When rocker arm 100 is assembled into position within an internal combustion engine (not shown), the restricted amount movement allowed pivot foot 700 as described herein ensures it will be in position to engage valve tip 351 without the need to manually adjust the position of pivot foot 700. When engaged by valve stem 350, movement of pivot foot 700 is further restricted, and axle interfacing surface 125 will contact axle 114. As stated previously, during normal engine operation, valve tip 351 may become momentarily disengaged from pivot foot 700. In the illustrated embodiment, interfering tabs 134 assist in preventing excessive side to side movement along direction A. This allows valve tip 351 to readily reengage pivot foot 700.
For the purposes of this disclosure and unless otherwise specified, “a” or “an” means “one or more.” To the extent that the term “includes” or “including” is used in the specification or the claims, it is intended to be inclusive in a manner similar to the term “comprising” as that term is interpreted when employed as a transitional word in a claim. Furthermore, to the extent that the term “or” is employed (e.g., A or B) it is intended to mean “A or B or both.” When the applicants intend to indicate “only A or B but not both” then the term “only A or B but not both” will be employed. Thus, use of the term “or” herein is the inclusive, and not the exclusive use. See, Bryan A. Garner, A Dictionary of Modern Legal Usage 624 (2d. Ed. 1995). Also, to the extent that the terms “in” or “into” are used in the specification or the claims, it is intended to additionally mean “on” or “onto.” Furthermore, to the extent the term “connect” is used in the specification or claims, it is intended to mean not only “directly connected to,” but also “indirectly connected to” such as connected through another component or multiple components. As used herein, “about” will be understood by persons of ordinary skill in the art and will vary to some extent depending upon the context in which it is used. If there are uses of the term which are not clear to persons of ordinary skill in the art, given the context in which it is used, “about” will mean up to plus or minus 10% of the particular term. From about X to Y is intended to mean from about X to about Y, where X and Y are the specified values.

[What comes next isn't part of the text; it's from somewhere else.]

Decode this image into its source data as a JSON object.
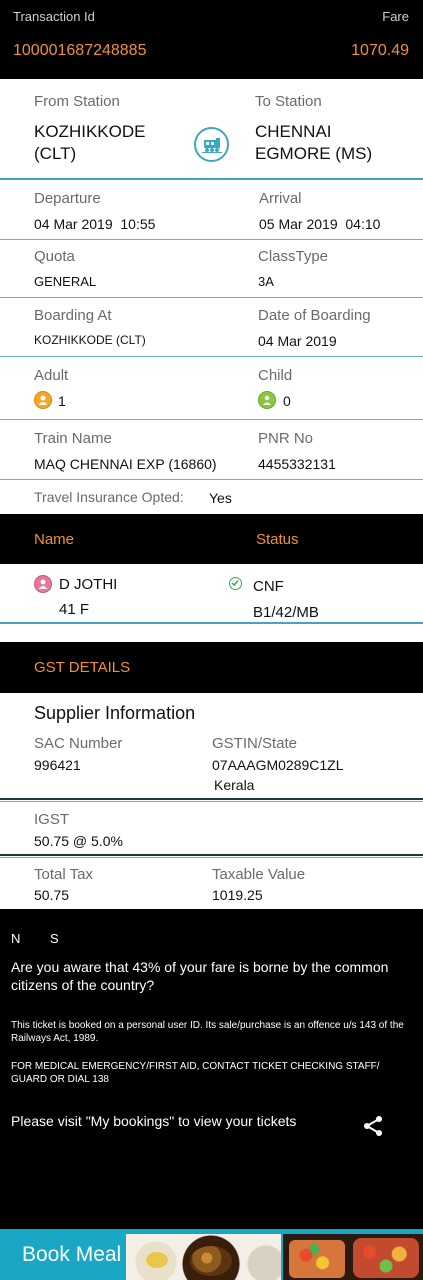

While the present disclosure illustrates various embodiments, and while these embodiments have been described in some detail, it is not the intention of the applicant to restrict or in any way limit the scope of the claimed invention to such detail. Additional advantages and modifications will readily appear to those skilled in the art. Therefore, the invention, in its broader aspects, is not limited to the specific details and illustrative examples shown and described. Accordingly, departures may be made from such details without departing from the spirit or scope of the applicant's claimed invention. Moreover, the foregoing embodiments are illustrative, and no single feature or element is essential to all possible combinations that may be claimed in this or a later application.